Her entire body went still as if the air had been knocked out of her.

“What?” she whispered.

I leaned forward, hands clenched together between my knees. “I sat there for hours, Kira. I waited with this stupid glimmer of hope that maybe you’d show up. And when you didn’t…” I exhaled hard, voice cracking. “I thought that was your answer. That you didn’t want me anymore.”

“I never got that letter.” Her voice trembled. “I-I thought that was your answer. The note. The silence. I thought you didn’t want me anymore.”

I stared at her, every muscle in my body wound so tight I thought I might snap. “Where the hell did it go then? I put it on your desk. Right next to your sketchbook, under that dumb ceramic giraffe you used as a paperweight.”

She blinked rapidly, her face pale in the moonlight. Then slowly, her mouth opened like she might speak but nothing came.

I sat still, a chill passing over me. And then, the thought hit.

“You were out of the house when I snuck in through your window and dropped the note off. Was your mom home that day?”

Her head snapped toward me. “What?”

“Your mom.” My voice was low but urgent now. “She never liked me. She always said I’d hold you back. That I wasn’t serious enough about my future. You don’t think she saw the letter and—”

“Landon, no.” Kira’s eyes narrowed. “Don’t do that. Don’t drag my mom into this.”

“I’m not dragging anyone,” I said carefully, watching her expression tighten. “I’m just saying it makes sense. The letter didn’t vanish into thin air. Someone had to move it.”

She stood up suddenly, brushing invisible dust from her jeans. “She wouldn’t do that.”

“She could have,” I countered, rising to my feet too. “Maybe she thought she was protecting you. Maybe she thought she was saving you from me.”

“No,” she snapped. “My mom’s not perfect, but she wouldn’t manipulate something like that. You’re just looking for someone to blame.”

I stepped back, the distance between us growing again. “I’m not trying to blame anyone. I’m trying to understand what happened. Don’t you want to know why we fell apart?”

“You are the reason we fell apart, Landon,” she said, voice brittle.

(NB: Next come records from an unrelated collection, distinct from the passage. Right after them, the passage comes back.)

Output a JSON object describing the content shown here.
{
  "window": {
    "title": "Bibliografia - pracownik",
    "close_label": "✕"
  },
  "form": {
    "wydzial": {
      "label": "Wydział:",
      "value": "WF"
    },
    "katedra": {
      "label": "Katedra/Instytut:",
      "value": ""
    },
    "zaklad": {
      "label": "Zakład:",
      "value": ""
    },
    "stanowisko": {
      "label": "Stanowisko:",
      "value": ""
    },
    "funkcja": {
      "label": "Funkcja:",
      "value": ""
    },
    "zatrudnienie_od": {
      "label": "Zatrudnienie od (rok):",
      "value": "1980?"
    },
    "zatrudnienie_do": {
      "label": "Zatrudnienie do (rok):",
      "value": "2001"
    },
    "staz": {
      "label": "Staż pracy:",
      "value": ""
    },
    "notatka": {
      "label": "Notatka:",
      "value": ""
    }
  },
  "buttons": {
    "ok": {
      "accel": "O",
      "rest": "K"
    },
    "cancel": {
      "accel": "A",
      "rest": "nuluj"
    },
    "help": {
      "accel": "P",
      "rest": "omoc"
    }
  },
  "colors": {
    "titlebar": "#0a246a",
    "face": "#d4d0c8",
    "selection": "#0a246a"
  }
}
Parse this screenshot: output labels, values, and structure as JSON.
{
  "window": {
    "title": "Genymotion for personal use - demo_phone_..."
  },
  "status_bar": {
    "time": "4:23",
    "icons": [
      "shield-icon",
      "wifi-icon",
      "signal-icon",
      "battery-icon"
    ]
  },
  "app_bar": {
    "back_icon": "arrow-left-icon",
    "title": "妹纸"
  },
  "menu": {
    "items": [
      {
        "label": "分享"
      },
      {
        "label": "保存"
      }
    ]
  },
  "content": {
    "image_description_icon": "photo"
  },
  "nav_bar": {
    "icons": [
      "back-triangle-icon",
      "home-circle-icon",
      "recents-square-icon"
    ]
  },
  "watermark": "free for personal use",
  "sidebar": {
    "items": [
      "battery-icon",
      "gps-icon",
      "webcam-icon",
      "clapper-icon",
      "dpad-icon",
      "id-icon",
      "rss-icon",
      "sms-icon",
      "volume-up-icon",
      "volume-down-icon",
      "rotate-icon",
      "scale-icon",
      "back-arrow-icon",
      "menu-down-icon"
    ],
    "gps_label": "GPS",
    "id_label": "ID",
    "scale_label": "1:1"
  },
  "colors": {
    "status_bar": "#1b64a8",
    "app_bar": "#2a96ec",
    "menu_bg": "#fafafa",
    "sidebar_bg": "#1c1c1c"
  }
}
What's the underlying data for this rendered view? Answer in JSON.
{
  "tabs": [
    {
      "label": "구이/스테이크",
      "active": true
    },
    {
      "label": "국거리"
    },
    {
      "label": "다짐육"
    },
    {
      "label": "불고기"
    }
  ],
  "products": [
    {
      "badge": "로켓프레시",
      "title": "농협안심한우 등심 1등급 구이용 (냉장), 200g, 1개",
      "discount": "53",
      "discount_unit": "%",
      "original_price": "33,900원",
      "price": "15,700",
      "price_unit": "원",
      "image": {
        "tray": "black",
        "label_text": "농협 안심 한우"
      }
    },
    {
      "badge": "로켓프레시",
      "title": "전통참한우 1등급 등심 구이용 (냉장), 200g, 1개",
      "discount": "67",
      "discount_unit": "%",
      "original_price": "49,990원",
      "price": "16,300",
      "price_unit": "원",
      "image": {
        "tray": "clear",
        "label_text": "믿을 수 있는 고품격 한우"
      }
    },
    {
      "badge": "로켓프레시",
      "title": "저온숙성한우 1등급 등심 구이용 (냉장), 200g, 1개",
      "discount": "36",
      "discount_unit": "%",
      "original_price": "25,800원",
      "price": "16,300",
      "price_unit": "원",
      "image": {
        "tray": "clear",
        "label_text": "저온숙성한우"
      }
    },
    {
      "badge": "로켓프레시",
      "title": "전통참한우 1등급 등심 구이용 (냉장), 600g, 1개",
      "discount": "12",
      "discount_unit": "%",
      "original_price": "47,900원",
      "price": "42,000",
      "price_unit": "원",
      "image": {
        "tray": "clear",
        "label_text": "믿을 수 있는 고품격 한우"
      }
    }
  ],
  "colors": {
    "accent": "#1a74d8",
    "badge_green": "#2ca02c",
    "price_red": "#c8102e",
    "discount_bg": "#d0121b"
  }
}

She turned toward the edge of the rooftop, wrapping her arms around herself. The wind picked up, rustling the takeout containers we’d forgotten beside the blanket.

“Coming here was a bad idea,” she whispered.

Panic laced my chest. “What?”

Kira pressed her fingers to her temples. “I don’t know what I was thinking. I could never be just friends with you, and this was the reminder I needed of why we can’t be anything more either.”

“Don’t say that.” I reached for her, but she pulled away. Something in me cracked. “Stay. We can talk—”

“No.” Kira turned to go, and all I could do was watch. “Just give me some space, okay?”

We’ve already had seven years of space, was what I wanted to say. Instead, I watched her descend the steps, leaving me alone once again.